Bite 3: CFPB Takes Action Against a Mortgage Servicer

On August 21, 2024, the CFPB issued a consent order against a residential mortgage servicer alleging that the company violated a 2017 Consent Order with the CFPB, the Real Estate Settlement Procedures Act, the Truth in Lending Act, the Homeowners Protection Act, and the Consumer Financial Protection Act for prohibited foreclosure actions against borrowers and interfering with loss mitigation relief options. The CFPB alleged that the company: flouted the 2017 consent order and continued to engage in prohibited foreclosure activities, failed to timely place holds on foreclosures, and failed to develop written policies and procedures to ensure compliance. Failed to provide full information to borrowers about their loss mitigation options Overcharged for private mortgage insurance and late fees higher than allowed by the mortgage contract. The consent order requires the company to pay $3 million in consumer redress and a $2 million penalty, to be deposited into the CFPB's victims relief fund. The consent order also includes "corporate responsibility provisions" requiring the company to invest $2 million to update its servicing technology and compliance management systems. The consent also puts limits on compensation to the company's Chairman of the Board and CEO if he doesn't take actions necessary to ensure compliance with the Order.

Bite 2: CFPB and DOJ Take Action Against Mortgage Company

On October 15, 2024, the CFPB and DOJ announced an action against a mortgage company, alleging it redlined in Birmingham, Alabama, violating the Equal Credit Opportunity Act, the Consumer Financial Protection Act, and the Fair Housing Act. The CFPB alleged that the mortgage company's own data showed that it was failing to serve majority-Black neighborhoods around Birmingham, but before October 2022, did not take any steps to address redlining risks, other than telling loan officers not to discriminate. The complaint also alleged that the company predominantly directed its marketing to majority-white areas, including locating its three retail loan offices and three loan production desks in majority-white areas. The proposed order requires the company to pay a $1.9 million penalty to the CFPB's civil penalty fund, provide $7 million for a loan subsidy program, and pay at least $1 million to serve neighborhoods it redlined. The $1 million to serve the neighborhoods it redlined includes: spending at least $500,000 on advertising and outreach, spending at least $250,000 on consumer education, and spending at least $250,000 on partnerships with one or more community-based or governmental organizations.

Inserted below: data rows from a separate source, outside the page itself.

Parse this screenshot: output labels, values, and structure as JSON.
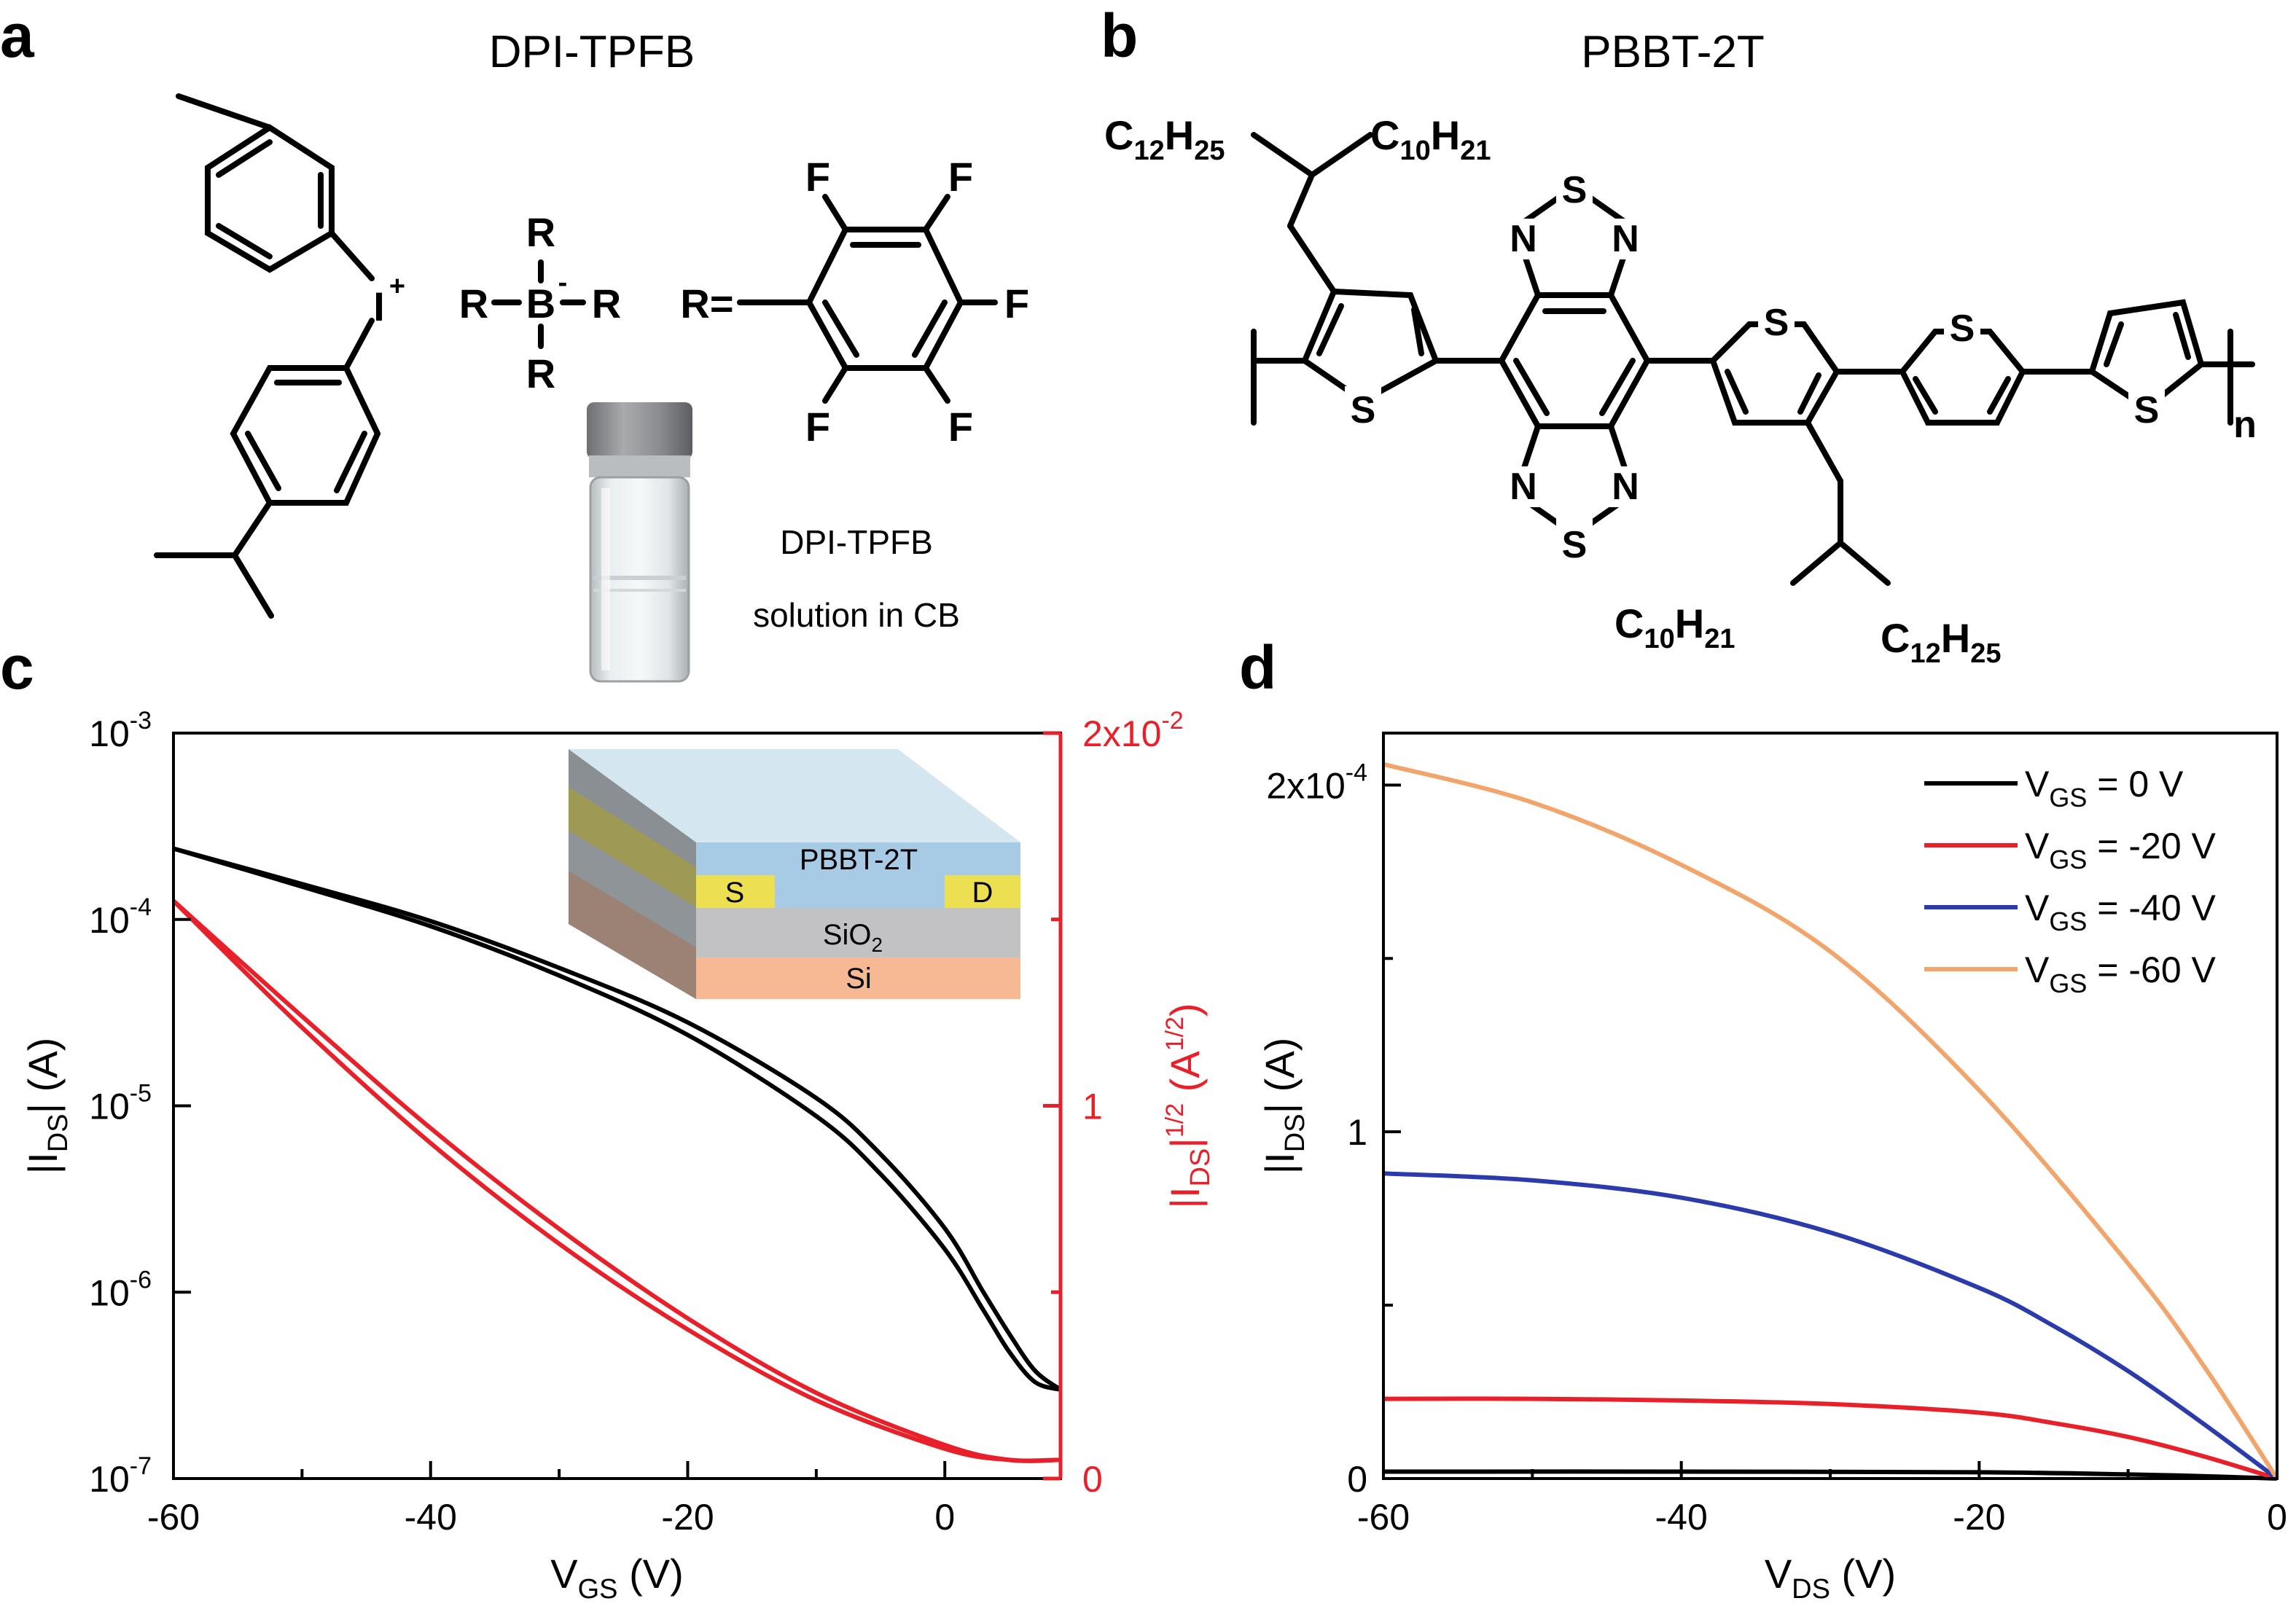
{
  "panels": {
    "a": {
      "letter": "a",
      "title": "DPI-TPFB",
      "atoms": {
        "iodonium": "I",
        "boron": "B",
        "R": "R",
        "R_def": "R=",
        "F": "F"
      },
      "charges": {
        "plus": "+",
        "minus": "-"
      },
      "vial_caption_1": "DPI-TPFB",
      "vial_caption_2": "solution in CB"
    },
    "b": {
      "letter": "b",
      "title": "PBBT-2T",
      "atoms": {
        "S": "S",
        "N": "N",
        "n": "n"
      },
      "chains": {
        "top_left": {
          "c1": "C",
          "s1": "12",
          "h1": "H",
          "s2": "25"
        },
        "top_right": {
          "c1": "C",
          "s1": "10",
          "h1": "H",
          "s2": "21"
        },
        "bottom_left": {
          "c1": "C",
          "s1": "10",
          "h1": "H",
          "s2": "21"
        },
        "bottom_right": {
          "c1": "C",
          "s1": "12",
          "h1": "H",
          "s2": "25"
        }
      }
    },
    "c": {
      "letter": "c",
      "inset": {
        "layer_top": "PBBT-2T",
        "source": "S",
        "drain": "D",
        "oxide_base": "SiO",
        "oxide_sub": "2",
        "substrate": "Si"
      }
    },
    "d": {
      "letter": "d"
    }
  },
  "colors": {
    "black_curve": "#000000",
    "red_curve": "#e8202a",
    "blue_curve": "#2b3bab",
    "orange_curve": "#f2a56b",
    "right_axis": "#e8202a"
  },
  "chart_data": [
    {
      "id": "transfer",
      "type": "line",
      "xlabel": {
        "main": "V",
        "sub": "GS",
        "unit": " (V)"
      },
      "ylabel_left": {
        "pre": "|I",
        "sub": "DS",
        "post": "| (A)"
      },
      "ylabel_right": {
        "pre": "|I",
        "sub": "DS",
        "mid": "|",
        "sup": "1/2",
        "post": " (A",
        "sup2": "1/2",
        "end": ")"
      },
      "xlim": [
        -60,
        9
      ],
      "x_ticks": [
        "-60",
        "-40",
        "-20",
        "0"
      ],
      "y_left_scale": "log",
      "y_left_lim": [
        1e-07,
        0.001
      ],
      "y_left_ticks": [
        {
          "base": "10",
          "exp": "-7"
        },
        {
          "base": "10",
          "exp": "-6"
        },
        {
          "base": "10",
          "exp": "-5"
        },
        {
          "base": "10",
          "exp": "-4"
        },
        {
          "base": "10",
          "exp": "-3"
        }
      ],
      "y_right_lim": [
        0,
        2
      ],
      "y_right_multiplier": {
        "mantissa": "2x10",
        "exp": "-2"
      },
      "y_right_ticks": [
        "0",
        "1"
      ],
      "series": [
        {
          "axis": "left",
          "color": "#000000",
          "x": [
            -60,
            -50,
            -40,
            -30,
            -20,
            -10,
            -5,
            0,
            3,
            5,
            7,
            9
          ],
          "y": [
            0.00024,
            0.000155,
            9.8e-05,
            5.5e-05,
            2.8e-05,
            1.1e-05,
            5.5e-06,
            2.2e-06,
            1e-06,
            6e-07,
            3.8e-07,
            3e-07
          ]
        },
        {
          "axis": "left",
          "color": "#000000",
          "x": [
            -60,
            -50,
            -40,
            -30,
            -20,
            -10,
            -5,
            0,
            3,
            5,
            7,
            9
          ],
          "y": [
            0.00024,
            0.00015,
            9.2e-05,
            5e-05,
            2.4e-05,
            8.8e-06,
            4.3e-06,
            1.7e-06,
            8e-07,
            4.8e-07,
            3.3e-07,
            3e-07
          ]
        },
        {
          "axis": "right",
          "color": "#e8202a",
          "x": [
            -60,
            -50,
            -40,
            -30,
            -20,
            -10,
            0,
            5,
            9
          ],
          "y": [
            1.55,
            1.24,
            0.94,
            0.67,
            0.43,
            0.23,
            0.09,
            0.05,
            0.05
          ]
        },
        {
          "axis": "right",
          "color": "#e8202a",
          "x": [
            -60,
            -50,
            -40,
            -30,
            -20,
            -10,
            0,
            5,
            9
          ],
          "y": [
            1.55,
            1.21,
            0.9,
            0.63,
            0.4,
            0.21,
            0.08,
            0.05,
            0.05
          ]
        }
      ]
    },
    {
      "id": "output",
      "type": "line",
      "xlabel": {
        "main": "V",
        "sub": "DS",
        "unit": " (V)"
      },
      "ylabel": {
        "pre": "|I",
        "sub": "DS",
        "post": "| (A)"
      },
      "xlim": [
        -60,
        0
      ],
      "x_ticks": [
        "-60",
        "-40",
        "-20",
        "0"
      ],
      "ylim": [
        0,
        2.15
      ],
      "y_multiplier": {
        "mantissa": "2x10",
        "exp": "-4"
      },
      "y_ticks": [
        "0",
        "1"
      ],
      "legend_position": "top-right",
      "series": [
        {
          "name": {
            "main": "V",
            "sub": "GS",
            "rest": " = 0 V"
          },
          "color": "#000000",
          "x": [
            -60,
            -40,
            -20,
            -10,
            -5,
            0
          ],
          "y": [
            0.02,
            0.02,
            0.018,
            0.012,
            0.007,
            0
          ]
        },
        {
          "name": {
            "main": "V",
            "sub": "GS",
            "rest": " = -20 V"
          },
          "color": "#e8202a",
          "x": [
            -60,
            -50,
            -40,
            -30,
            -20,
            -15,
            -10,
            -5,
            0
          ],
          "y": [
            0.23,
            0.23,
            0.225,
            0.215,
            0.19,
            0.16,
            0.12,
            0.065,
            0
          ]
        },
        {
          "name": {
            "main": "V",
            "sub": "GS",
            "rest": " = -40 V"
          },
          "color": "#2b3bab",
          "x": [
            -60,
            -50,
            -40,
            -30,
            -20,
            -15,
            -10,
            -5,
            0
          ],
          "y": [
            0.88,
            0.86,
            0.81,
            0.71,
            0.55,
            0.44,
            0.31,
            0.16,
            0
          ]
        },
        {
          "name": {
            "main": "V",
            "sub": "GS",
            "rest": " = -60 V"
          },
          "color": "#f2a56b",
          "x": [
            -60,
            -50,
            -40,
            -30,
            -20,
            -10,
            -5,
            0
          ],
          "y": [
            2.06,
            1.95,
            1.77,
            1.52,
            1.12,
            0.62,
            0.33,
            0
          ]
        }
      ]
    }
  ]
}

Bite 1: CFPB Takes Action Against Reverse Mortgage Servicing Contractor and its Affiliates

On June 18, 2024, the CFPB took an action against a reverse mortgage servicing contractor and its affiliates alleging violations of the CFPA and RESPA. In this action, the CFPB alleged that the companies failed to maintain staffing adequate to handle as many as 150,000 borrowers per year, preventing borrowers from fulfilling their annual occupancy requirements, obtaining loan payoff statements, and finding foreclosure alternatives. The consent orders permanently ban three of the four servicers from reverse mortgage servicing and requires the remaining entity to develop a compliance plan before engaging in reverse mortgage servicing again. The consent order requires the subcontracting entities to pay $11.5 million in consumer redress and a $5 million civil money penalty, the entity that was holder of the reverse mortgage servicing contract must pay a nominal civil penalty of $1, based on its inability to pay.